The Struggle Is the Goal: Driven to the Edge
| December 9, 2020We each have our own private quests, those goals we tried — or keep trying — to achieve. As we struggle and strive, the process becomes its own destination
Project Coordinator: Rachel Bachrach | Digital Artwork: Meital Ashkenazi
When my father taught me to drive, he told me, “Driving is one of those things in life where your first mistake may be your last.”
No pressure or anything.
I remember the first time he brought me to the highway. I felt like I was inside a blender. All those cars whooshing past was dizzying and overwhelming. I left the experience nauseated and shaken. Maybe the combination of driving and highways just wasn’t my thing.

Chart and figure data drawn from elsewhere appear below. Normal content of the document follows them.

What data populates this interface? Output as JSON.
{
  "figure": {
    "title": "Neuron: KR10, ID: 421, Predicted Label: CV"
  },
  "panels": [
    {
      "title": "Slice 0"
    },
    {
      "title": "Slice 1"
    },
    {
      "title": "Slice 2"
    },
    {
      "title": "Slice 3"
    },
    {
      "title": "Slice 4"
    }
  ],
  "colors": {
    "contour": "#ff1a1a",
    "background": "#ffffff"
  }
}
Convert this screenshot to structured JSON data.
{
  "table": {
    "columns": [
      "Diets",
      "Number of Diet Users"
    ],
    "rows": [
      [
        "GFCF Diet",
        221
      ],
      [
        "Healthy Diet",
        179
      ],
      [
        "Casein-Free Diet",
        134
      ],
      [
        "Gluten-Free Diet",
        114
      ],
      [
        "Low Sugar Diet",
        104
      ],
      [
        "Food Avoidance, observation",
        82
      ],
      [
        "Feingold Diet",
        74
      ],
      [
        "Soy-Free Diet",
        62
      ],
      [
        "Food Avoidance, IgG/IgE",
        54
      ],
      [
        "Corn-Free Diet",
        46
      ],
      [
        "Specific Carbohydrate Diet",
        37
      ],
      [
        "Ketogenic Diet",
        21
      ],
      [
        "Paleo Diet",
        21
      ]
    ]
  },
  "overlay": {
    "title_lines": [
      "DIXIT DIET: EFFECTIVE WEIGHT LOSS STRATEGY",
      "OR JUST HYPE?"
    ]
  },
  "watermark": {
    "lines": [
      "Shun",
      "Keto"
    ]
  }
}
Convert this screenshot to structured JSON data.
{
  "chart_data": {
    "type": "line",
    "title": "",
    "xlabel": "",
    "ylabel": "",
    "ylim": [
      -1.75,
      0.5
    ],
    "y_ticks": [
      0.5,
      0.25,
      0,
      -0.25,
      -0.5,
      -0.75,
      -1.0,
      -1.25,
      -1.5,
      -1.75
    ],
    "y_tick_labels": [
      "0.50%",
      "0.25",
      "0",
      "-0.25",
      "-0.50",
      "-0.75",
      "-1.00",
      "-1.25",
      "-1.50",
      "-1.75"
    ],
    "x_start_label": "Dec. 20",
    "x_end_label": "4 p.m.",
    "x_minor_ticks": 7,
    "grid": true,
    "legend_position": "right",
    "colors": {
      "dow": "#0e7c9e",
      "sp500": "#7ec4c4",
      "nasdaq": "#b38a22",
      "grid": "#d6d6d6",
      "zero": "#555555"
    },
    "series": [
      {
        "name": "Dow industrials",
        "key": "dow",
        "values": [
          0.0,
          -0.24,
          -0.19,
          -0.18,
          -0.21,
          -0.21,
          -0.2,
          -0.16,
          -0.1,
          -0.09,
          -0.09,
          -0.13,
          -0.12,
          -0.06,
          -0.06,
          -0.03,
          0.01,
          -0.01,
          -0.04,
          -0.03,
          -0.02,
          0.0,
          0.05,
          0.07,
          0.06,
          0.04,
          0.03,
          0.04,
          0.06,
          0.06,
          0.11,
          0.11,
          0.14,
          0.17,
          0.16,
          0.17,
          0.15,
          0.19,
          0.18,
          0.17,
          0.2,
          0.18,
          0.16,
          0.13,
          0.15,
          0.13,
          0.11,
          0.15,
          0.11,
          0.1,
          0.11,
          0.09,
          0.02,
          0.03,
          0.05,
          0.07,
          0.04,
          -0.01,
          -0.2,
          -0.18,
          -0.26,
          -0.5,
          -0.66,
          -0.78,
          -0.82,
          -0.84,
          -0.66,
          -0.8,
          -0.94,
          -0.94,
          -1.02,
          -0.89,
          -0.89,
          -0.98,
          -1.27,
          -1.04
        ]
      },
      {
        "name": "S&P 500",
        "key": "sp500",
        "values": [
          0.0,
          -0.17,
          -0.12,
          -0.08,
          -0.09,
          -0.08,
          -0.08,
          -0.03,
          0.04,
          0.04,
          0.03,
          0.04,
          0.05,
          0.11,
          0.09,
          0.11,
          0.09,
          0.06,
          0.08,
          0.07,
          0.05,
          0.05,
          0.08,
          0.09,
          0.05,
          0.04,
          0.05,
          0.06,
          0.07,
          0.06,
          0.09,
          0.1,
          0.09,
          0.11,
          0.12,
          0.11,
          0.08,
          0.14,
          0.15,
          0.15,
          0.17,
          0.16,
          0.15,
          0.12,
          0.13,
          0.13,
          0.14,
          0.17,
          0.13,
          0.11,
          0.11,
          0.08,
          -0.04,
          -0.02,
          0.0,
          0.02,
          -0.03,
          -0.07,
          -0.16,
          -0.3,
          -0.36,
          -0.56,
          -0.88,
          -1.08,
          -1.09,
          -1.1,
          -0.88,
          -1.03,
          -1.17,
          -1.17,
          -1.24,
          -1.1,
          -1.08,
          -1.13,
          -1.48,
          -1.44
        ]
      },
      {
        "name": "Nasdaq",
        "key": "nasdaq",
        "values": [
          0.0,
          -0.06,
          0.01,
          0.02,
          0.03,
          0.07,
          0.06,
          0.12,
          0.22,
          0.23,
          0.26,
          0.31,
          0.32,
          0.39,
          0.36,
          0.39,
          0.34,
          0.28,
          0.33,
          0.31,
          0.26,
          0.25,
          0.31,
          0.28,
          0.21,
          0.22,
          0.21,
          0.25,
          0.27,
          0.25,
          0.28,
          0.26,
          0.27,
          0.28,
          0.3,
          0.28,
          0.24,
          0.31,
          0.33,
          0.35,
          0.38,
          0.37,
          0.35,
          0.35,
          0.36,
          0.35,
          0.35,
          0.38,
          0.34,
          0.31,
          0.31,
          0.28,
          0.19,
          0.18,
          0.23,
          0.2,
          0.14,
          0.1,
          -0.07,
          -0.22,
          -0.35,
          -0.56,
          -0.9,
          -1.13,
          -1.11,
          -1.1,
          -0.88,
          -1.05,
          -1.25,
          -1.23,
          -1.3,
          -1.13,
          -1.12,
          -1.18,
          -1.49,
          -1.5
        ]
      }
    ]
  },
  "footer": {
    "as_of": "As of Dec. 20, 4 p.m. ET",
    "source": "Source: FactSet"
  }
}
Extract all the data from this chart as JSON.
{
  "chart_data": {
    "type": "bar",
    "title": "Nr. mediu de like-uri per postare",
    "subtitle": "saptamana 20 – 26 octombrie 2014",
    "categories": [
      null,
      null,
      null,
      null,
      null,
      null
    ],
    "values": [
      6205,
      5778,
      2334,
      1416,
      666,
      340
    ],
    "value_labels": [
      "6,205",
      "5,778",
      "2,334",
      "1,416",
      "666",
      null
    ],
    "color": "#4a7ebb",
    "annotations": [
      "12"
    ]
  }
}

Years later, when the shadchan apologized that my date (who later became my husband) was having trouble renting a car, I was overjoyed. People marveled at my flexibility and admired my willingness to take public transit on our dates. Me, I was just relieved to not have to be in a car on a New York City street.
But the night we got engaged, he rented one. And we sideswiped a bus on the way down Ocean Parkway, hitting another car in the process. We got engaged while waiting for the police to file a report. (Yes, really.)
As a young kollel couple living in the heart of Flatbush, we were fine without a car. We had the Q and B trains in our backyard (to the extent that there was a yard), we didn’t want to pay for gas and insurance, parking was a nightmare, and who wants to sit in traffic? No, thanks.
We tried the driving thing again two years later when we borrowed a car to move from Brooklyn to Queens. I’m not sure why I agreed to drive. We got into a bad accident, totaling the car when I made an illegal left turn onto Main Street in Queens. After a traumatic night in the hospital, everyone, including my six-week-old baby girl who was in the back seat, was deemed completely fine. The owner of the car was understandably angry, and I was devastated. And resolute — never would I drive in NYC again.